If RE assumptions hold, both FE and RE are consistent but RE is more efficient. If they fail, only FE is consistent. The Hausman test checks which world we’re in.

The hypotheses:

  • \(H_0\): \(\text{Cov}(u_j, x_{ij}) = 0\) \(\iff\) RE is consistent and more efficient
  • \(H_1\): \(\text{Cov}(u_j, x_{ij}) \neq 0\) \(\iff\) only FE is consistent

The idea is simple: if both estimators are consistent, they should give similar answers. The test statistic for a single regressor is:

\[ t = \frac{\hat{\beta}_{FE} - \hat{\beta}_{RE}}{\sqrt{\widehat{\text{Var}}(\hat{\beta}_{FE}) - \widehat{\text{Var}}(\hat{\beta}_{RE})}} \]

Under \(H_0\), FE is less efficient than RE, so \(\text{Var}(\hat{\beta}_{FE}) > \text{Var}(\hat{\beta}_{RE})\) and the denominator is well-defined. A large test statistic means the two estimators disagree, which means something is wrong with RE.

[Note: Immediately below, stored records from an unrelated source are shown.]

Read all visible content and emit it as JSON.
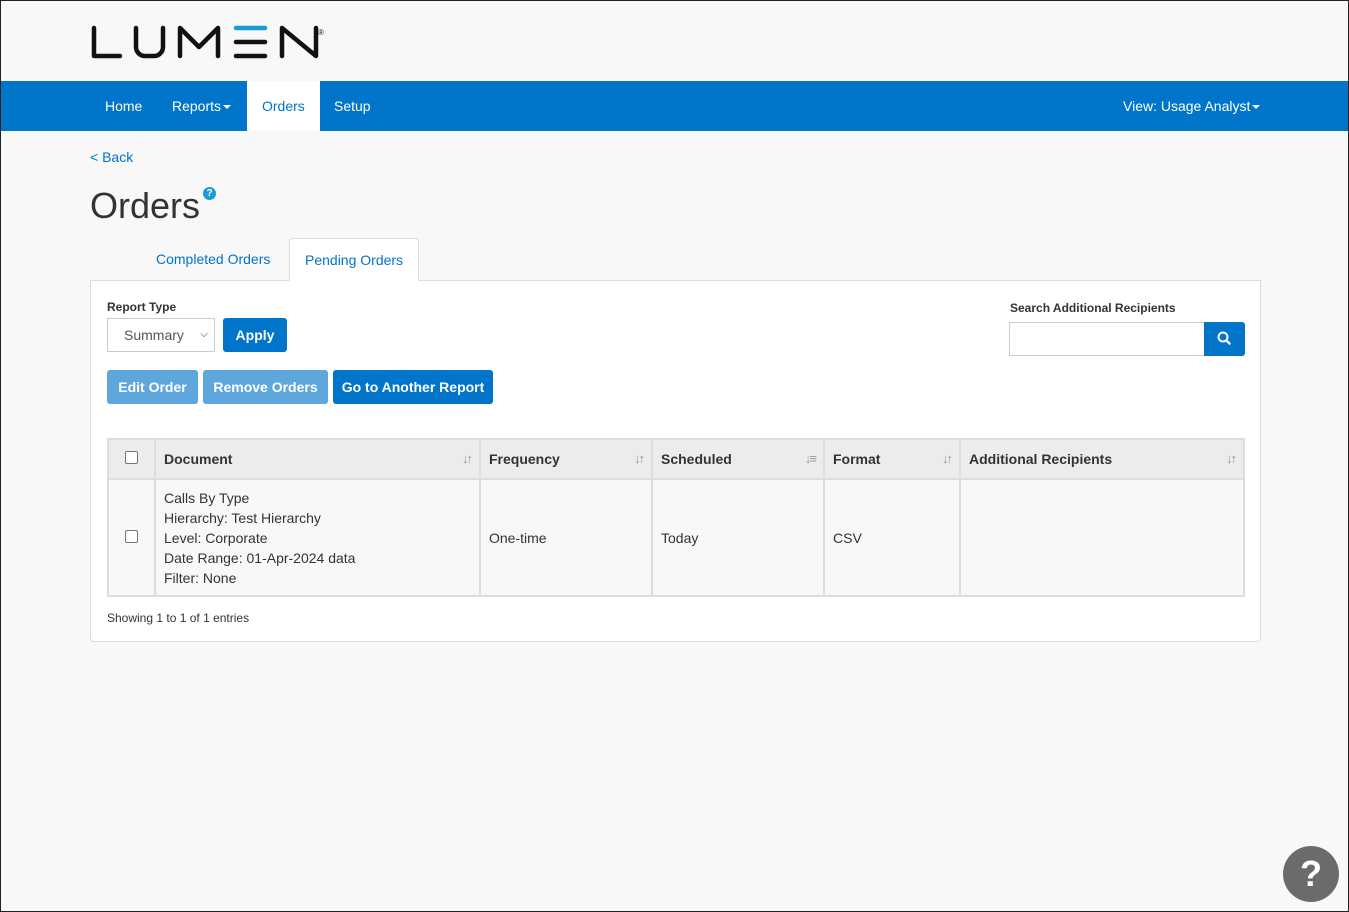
{
  "brand": {
    "name": "LUMEN",
    "accent": "#1a9ad6",
    "nav_color": "#0075c9"
  },
  "nav": {
    "items": [
      {
        "label": "Home",
        "dropdown": false,
        "active": false
      },
      {
        "label": "Reports",
        "dropdown": true,
        "active": false
      },
      {
        "label": "Orders",
        "dropdown": false,
        "active": true
      },
      {
        "label": "Setup",
        "dropdown": false,
        "active": false
      }
    ],
    "view_label": "View: Usage Analyst"
  },
  "page": {
    "back_label": "< Back",
    "title": "Orders",
    "help_icon": "?"
  },
  "tabs": [
    {
      "label": "Completed Orders",
      "active": false
    },
    {
      "label": "Pending Orders",
      "active": true
    }
  ],
  "filters": {
    "report_type_label": "Report Type",
    "report_type_value": "Summary",
    "apply_label": "Apply",
    "search_label": "Search Additional Recipients",
    "search_value": ""
  },
  "actions": {
    "edit_label": "Edit Order",
    "remove_label": "Remove Orders",
    "goto_label": "Go to Another Report"
  },
  "table": {
    "columns": [
      "Document",
      "Frequency",
      "Scheduled",
      "Format",
      "Additional Recipients"
    ],
    "rows": [
      {
        "document": [
          "Calls By Type",
          "Hierarchy: Test Hierarchy",
          "Level: Corporate",
          "Date Range: 01-Apr-2024 data",
          "Filter: None"
        ],
        "frequency": "One-time",
        "scheduled": "Today",
        "format": "CSV",
        "recipients": ""
      }
    ],
    "showing": "Showing 1 to 1 of 1 entries"
  },
  "help_fab": "?"
}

The decision: reject \(H_0\) (p < 0.05) and use FE, or fail to reject and use RE. With multiple regressors, the test generalizes to a \(\chi^2\) statistic that software handles automatically.

10.6.1 Practical Advice

When in doubt, FE is the safe default. RE is the reward for being able to argue \(\text{Cov}(u_j, x_{ij}) = 0\).